Двадцатая рапсодия Листа | страница 57
– Ну, мало ли по какой причине лошади могли прийти сами. Что это вы так встревожились, господин урядник? Заболтался ваш Кузьма с кем-то, не уследил, плохо лошадей привязал, они и ушли.
– Ну да, – с невеселой усмешкой ответил Егор Тимофеевич. – Заболтался, они ушли. А он и не заметил… Будет вам, господин Ульянов! Никак такое не могло произойти. А и могло – так с кем-нибудь другим, но уж точно не с Кузьмою. Нет, воля ваша, а только я… – Тут он оглянулся на притихших мужиков, окружавших нас, и прервал сам себя. – Нука, мужики, давайте по домам! И чтоб через полчаса были здесь у меня с двумя санями! – Он погрозил для чего-то увесистым кулаком, обтянутым шерстяной перчаткой. – Давайте, давайте, нечего стоять, уши развесив!

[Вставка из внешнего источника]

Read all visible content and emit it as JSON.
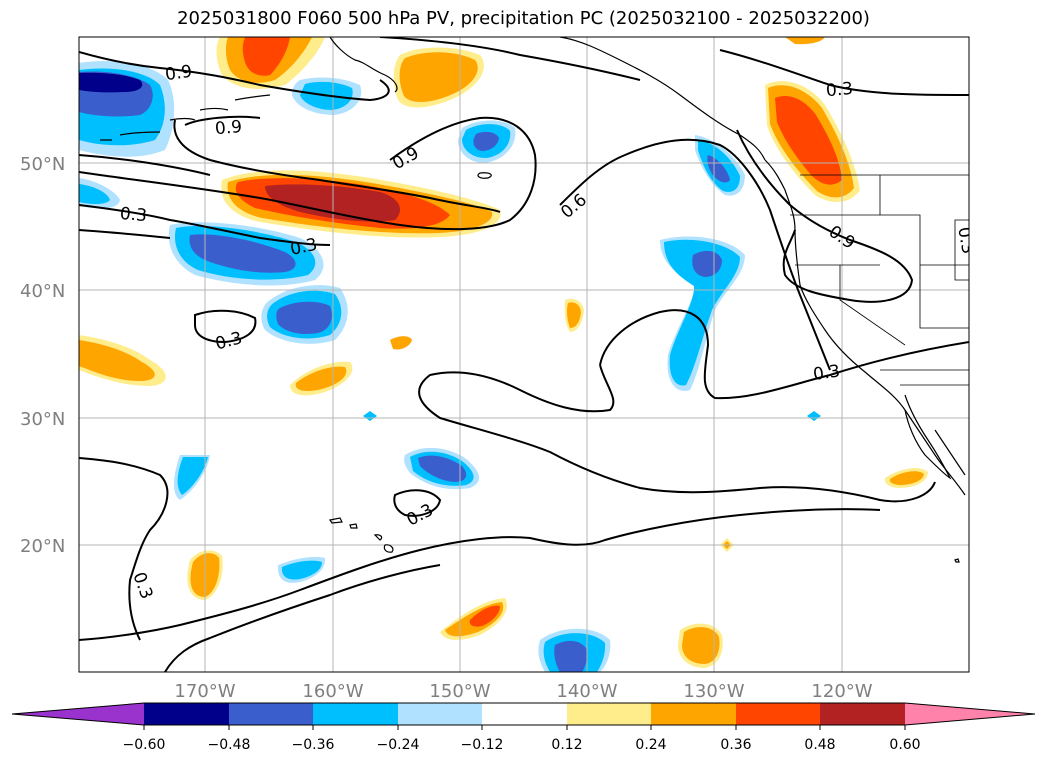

Когда мужики разошлись – большею частью с недовольным видом, – Никифоров вновь повернулся к нам.
– Да-да, – сказал он. – Не знаю, а только предчувствие у меня нехорошее. Не тот человек Кузьма, чтобы просто так пропадать. Да еще и лошадей упускать. Нечистая тут история, ох, нечистая, господа.
Полицейский был прав. Кузьма слыл у нас человеком степенным и обстоятельным, хотя и нелюдимым. Да и обязанности сотского выполнял вполне добросовестно, вот только видом он на полицейского помощника не очень-то походил: любил носить длинные волосы, что, всякому известно, служителю полиции «не по форме». Впрочем, сотский – лицо не служивое, а выборное, ему можно.

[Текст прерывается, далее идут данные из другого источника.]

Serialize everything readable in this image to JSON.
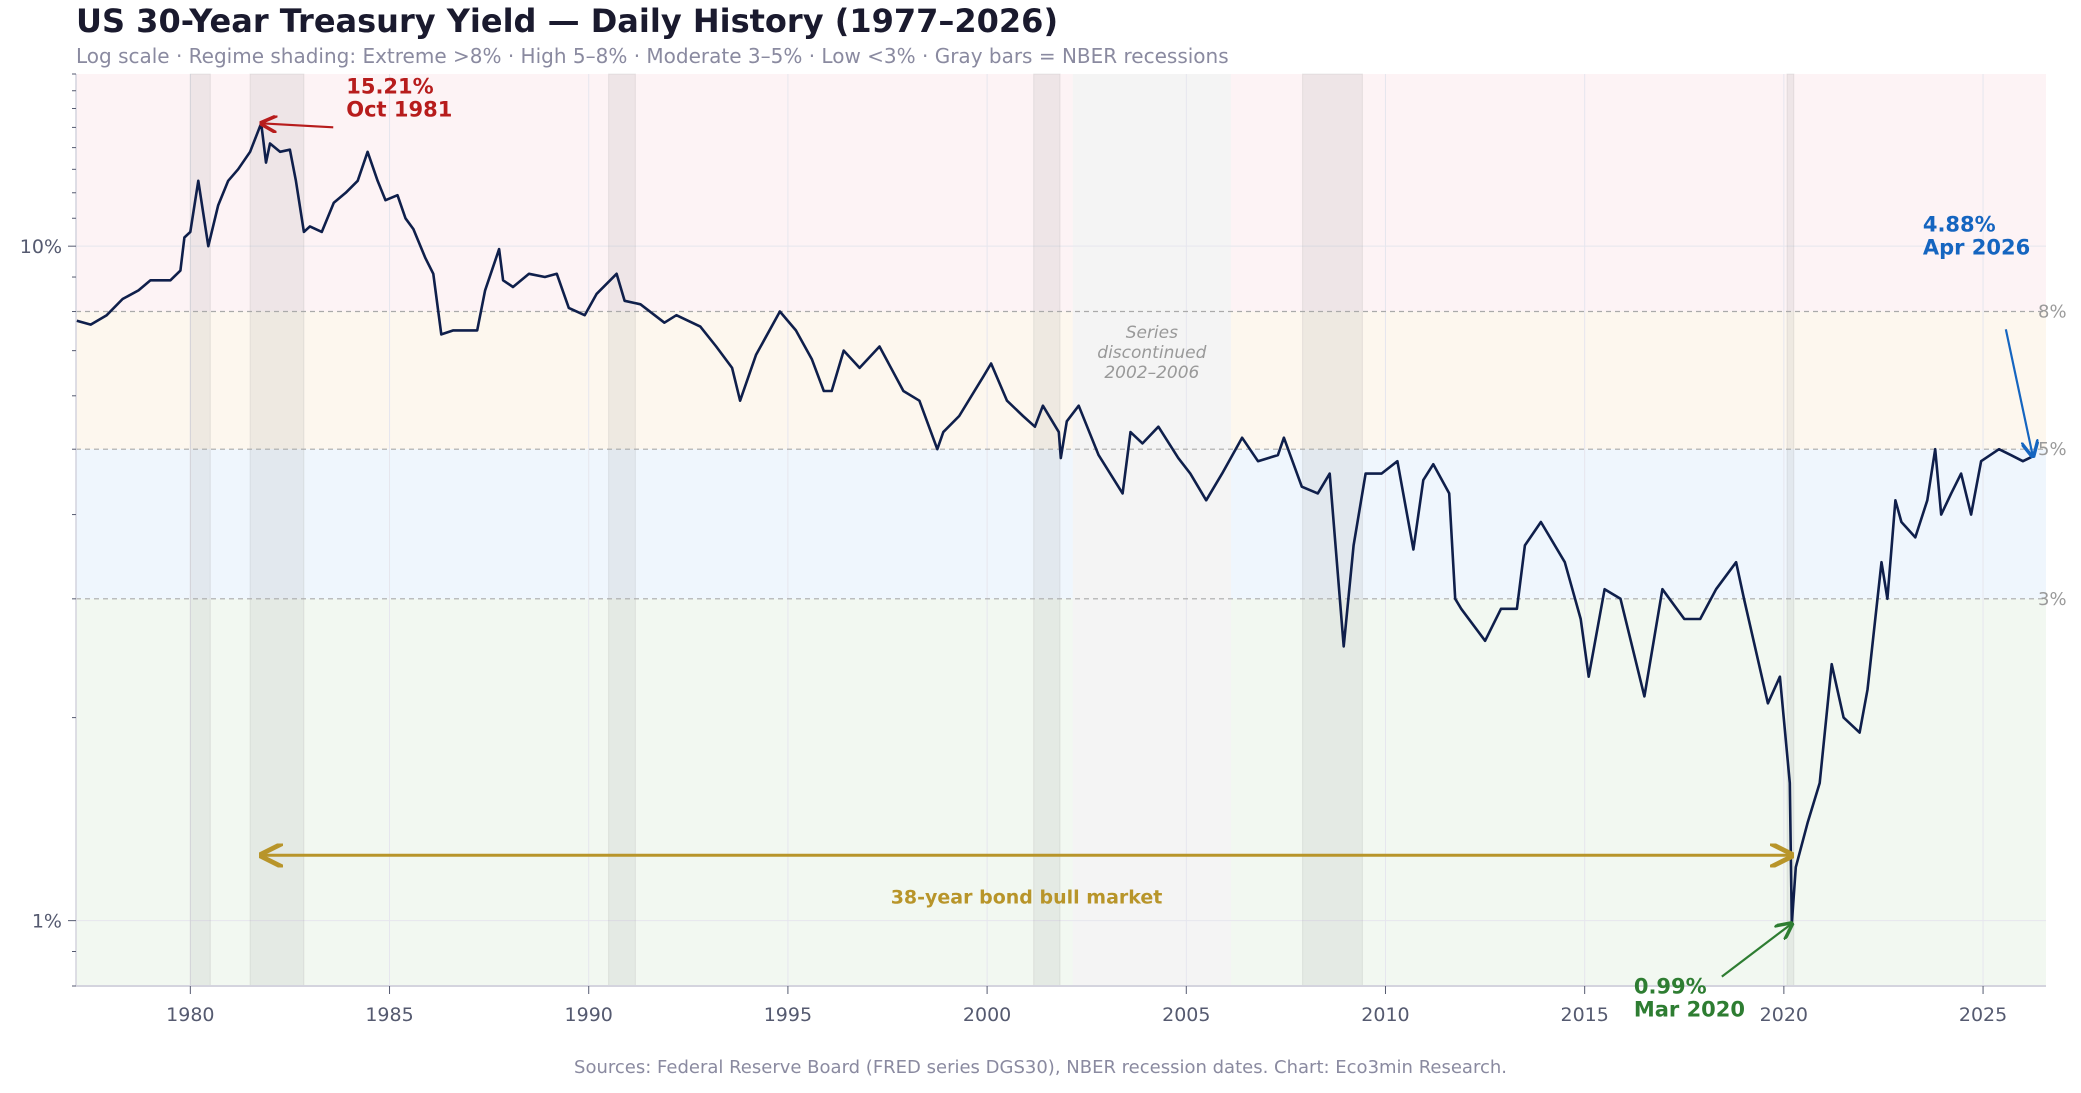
{
  "chart_data": {
    "type": "line",
    "title": "US 30-Year Treasury Yield — Daily History (1977–2026)",
    "subtitle": "Log scale · Regime shading: Extreme >8% · High 5–8% · Moderate 3–5% · Low <3% · Gray bars = NBER recessions",
    "source": "Sources: Federal Reserve Board (FRED series DGS30), NBER recession dates. Chart: Eco3min Research.",
    "y_scale": "log",
    "xlim": [
      1977.13,
      2026.58
    ],
    "ylim": [
      0.8,
      18
    ],
    "x_ticks": [
      1980,
      1985,
      1990,
      1995,
      2000,
      2005,
      2010,
      2015,
      2020,
      2025
    ],
    "y_ticks": [
      {
        "value": 1,
        "label": "1%"
      },
      {
        "value": 10,
        "label": "10%"
      }
    ],
    "grid": true,
    "line_color": "#0f1f4b",
    "regimes": [
      {
        "name": "Extreme",
        "from": 8,
        "to": 18,
        "color": "#fdf3f5"
      },
      {
        "name": "High",
        "from": 5,
        "to": 8,
        "color": "#fdf7ee"
      },
      {
        "name": "Moderate",
        "from": 3,
        "to": 5,
        "color": "#eff6fd"
      },
      {
        "name": "Low",
        "from": 0.8,
        "to": 3,
        "color": "#f2f8f1"
      }
    ],
    "threshold_labels": [
      {
        "value": 8,
        "label": "8%"
      },
      {
        "value": 5,
        "label": "5%"
      },
      {
        "value": 3,
        "label": "3%"
      }
    ],
    "recessions": [
      [
        1980.0,
        1980.5
      ],
      [
        1981.5,
        1982.85
      ],
      [
        1990.5,
        1991.17
      ],
      [
        2001.17,
        2001.83
      ],
      [
        2007.92,
        2009.42
      ],
      [
        2020.08,
        2020.25
      ]
    ],
    "discontinued": {
      "range": [
        2002.15,
        2006.12
      ],
      "label": [
        "Series",
        "discontinued",
        "2002–2006"
      ]
    },
    "annotations": [
      {
        "id": "peak",
        "x": 1981.78,
        "y": 15.21,
        "lines": [
          "15.21%",
          "Oct 1981"
        ],
        "color": "#b71c1c"
      },
      {
        "id": "trough",
        "x": 2020.2,
        "y": 0.99,
        "lines": [
          "0.99%",
          "Mar 2020"
        ],
        "color": "#2e7d32"
      },
      {
        "id": "latest",
        "x": 2026.25,
        "y": 4.88,
        "lines": [
          "4.88%",
          "Apr 2026"
        ],
        "color": "#1565c0"
      }
    ],
    "span": {
      "from": 1981.78,
      "to": 2020.2,
      "y": 1.25,
      "label": "38-year bond bull market",
      "color": "#b8952a"
    },
    "series": [
      {
        "x": [
          1977.15,
          1977.5,
          1977.9,
          1978.3,
          1978.7,
          1979.0,
          1979.5,
          1979.75,
          1979.85,
          1980.0,
          1980.2,
          1980.45,
          1980.7,
          1980.95,
          1981.2,
          1981.5,
          1981.78,
          1981.9,
          1982.0,
          1982.25,
          1982.5,
          1982.65,
          1982.85,
          1983.0,
          1983.3,
          1983.6,
          1983.9,
          1984.2,
          1984.45,
          1984.7,
          1984.9,
          1985.2,
          1985.4,
          1985.6,
          1985.9,
          1986.1,
          1986.3,
          1986.6,
          1986.9,
          1987.2,
          1987.4,
          1987.75,
          1987.85,
          1988.1,
          1988.5,
          1988.9,
          1989.2,
          1989.5,
          1989.9,
          1990.2,
          1990.7,
          1990.9,
          1991.3,
          1991.9,
          1992.2,
          1992.8,
          1993.2,
          1993.6,
          1993.8,
          1994.2,
          1994.8,
          1995.2,
          1995.6,
          1995.9,
          1996.1,
          1996.4,
          1996.8,
          1997.3,
          1997.9,
          1998.3,
          1998.75,
          1998.9,
          1999.3,
          1999.9,
          2000.1,
          2000.5,
          2000.9,
          2001.2,
          2001.4,
          2001.8,
          2001.85,
          2002.0,
          2002.3,
          2002.8,
          2003.4,
          2003.6,
          2003.9,
          2004.3,
          2004.8,
          2005.1,
          2005.5,
          2005.9,
          2006.4,
          2006.8,
          2007.3,
          2007.45,
          2007.9,
          2008.3,
          2008.6,
          2008.95,
          2009.2,
          2009.5,
          2009.9,
          2010.3,
          2010.7,
          2010.95,
          2011.2,
          2011.6,
          2011.75,
          2011.9,
          2012.5,
          2012.9,
          2013.3,
          2013.5,
          2013.9,
          2014.5,
          2014.9,
          2015.1,
          2015.5,
          2015.9,
          2016.5,
          2016.95,
          2017.5,
          2017.9,
          2018.3,
          2018.8,
          2019.0,
          2019.6,
          2019.9,
          2020.15,
          2020.2,
          2020.3,
          2020.6,
          2020.9,
          2021.2,
          2021.5,
          2021.9,
          2022.1,
          2022.45,
          2022.6,
          2022.8,
          2022.95,
          2023.3,
          2023.6,
          2023.8,
          2023.95,
          2024.2,
          2024.45,
          2024.7,
          2024.95,
          2025.4,
          2025.7,
          2026.0,
          2026.25
        ],
        "y": [
          7.75,
          7.65,
          7.9,
          8.35,
          8.6,
          8.9,
          8.9,
          9.2,
          10.3,
          10.5,
          12.5,
          10.0,
          11.5,
          12.5,
          13.0,
          13.8,
          15.21,
          13.3,
          14.2,
          13.8,
          13.9,
          12.5,
          10.5,
          10.7,
          10.5,
          11.6,
          12.0,
          12.5,
          13.8,
          12.5,
          11.7,
          11.9,
          11.0,
          10.6,
          9.6,
          9.1,
          7.4,
          7.5,
          7.5,
          7.5,
          8.6,
          9.9,
          8.9,
          8.7,
          9.1,
          9.0,
          9.1,
          8.1,
          7.9,
          8.5,
          9.1,
          8.3,
          8.2,
          7.7,
          7.9,
          7.6,
          7.1,
          6.6,
          5.9,
          6.9,
          8.0,
          7.5,
          6.8,
          6.1,
          6.1,
          7.0,
          6.6,
          7.1,
          6.1,
          5.9,
          5.0,
          5.3,
          5.6,
          6.4,
          6.7,
          5.9,
          5.6,
          5.4,
          5.8,
          5.3,
          4.85,
          5.5,
          5.8,
          4.9,
          4.3,
          5.3,
          5.1,
          5.4,
          4.85,
          4.6,
          4.2,
          4.6,
          5.2,
          4.8,
          4.9,
          5.2,
          4.4,
          4.3,
          4.6,
          2.55,
          3.6,
          4.6,
          4.6,
          4.8,
          3.55,
          4.5,
          4.75,
          4.3,
          3.0,
          2.9,
          2.6,
          2.9,
          2.9,
          3.6,
          3.9,
          3.4,
          2.8,
          2.3,
          3.1,
          3.0,
          2.15,
          3.1,
          2.8,
          2.8,
          3.1,
          3.4,
          3.0,
          2.1,
          2.3,
          1.6,
          0.99,
          1.2,
          1.4,
          1.6,
          2.4,
          2.0,
          1.9,
          2.2,
          3.4,
          3.0,
          4.2,
          3.9,
          3.7,
          4.2,
          5.0,
          4.0,
          4.3,
          4.6,
          4.0,
          4.8,
          5.0,
          4.9,
          4.8,
          4.88
        ]
      }
    ]
  }
}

Если разобраться, то, положа руку на сердце, можно сказать: помощнику урядника и делать-то в Кокушкине нечего. Наши деревенские – народ исключительно законопослушный. И окрестности тихие: за все годы, что я здесь прожил, ни о каких грабителях или, того хуже, разбойниках-убийцах слыхом не слыхивал. Все же Кокушкино – это Кокушкино, не какое-нибудь там Столбище. Так или иначе, а заговориться с кем-либо и не заметить, что лошади ушли, Кузьма никак не мог. Даже если бы кто спугнул лошадей и те понеслись бы вскачь, Кузьма непременно помчался бы за ними, хоть и рисковал бы рассадить голову! И то сказать – пропавший скуповат был, а упряжка немалых денег стоит.
Я поймал себя на том, что употребил в мыслях слово «был», и внутренне содрогнулся. Неужели где-то в глубине сознания таилось страшное предположение, которое рассудок, привыкший к спокойствию и распорядку, не выпускал наружу?
В любом случае внезапная пропажа Егорова помощника мне тоже показалась делом нечистым. И хотя никаких ровно оснований у меня не было, но я немедленно связал исчезновение Кузьмы с погибшими в реке. Собственно говоря, одно основание все-таки имелось: никогда прежде не случалось в нашей деревне таких-то дел. А тут – как сечка из дырявого мешка посыпались! Тут не нужно быть ни урядником, ни тем более следователем, чтобы понять: не могли они не быть связаны. Иначе выходило так, что Кокушкино ни с того ни с сего стало вдруг центром притяжения таинственных и пугающих сил, какие встречаются в произведениях князя Одоевского.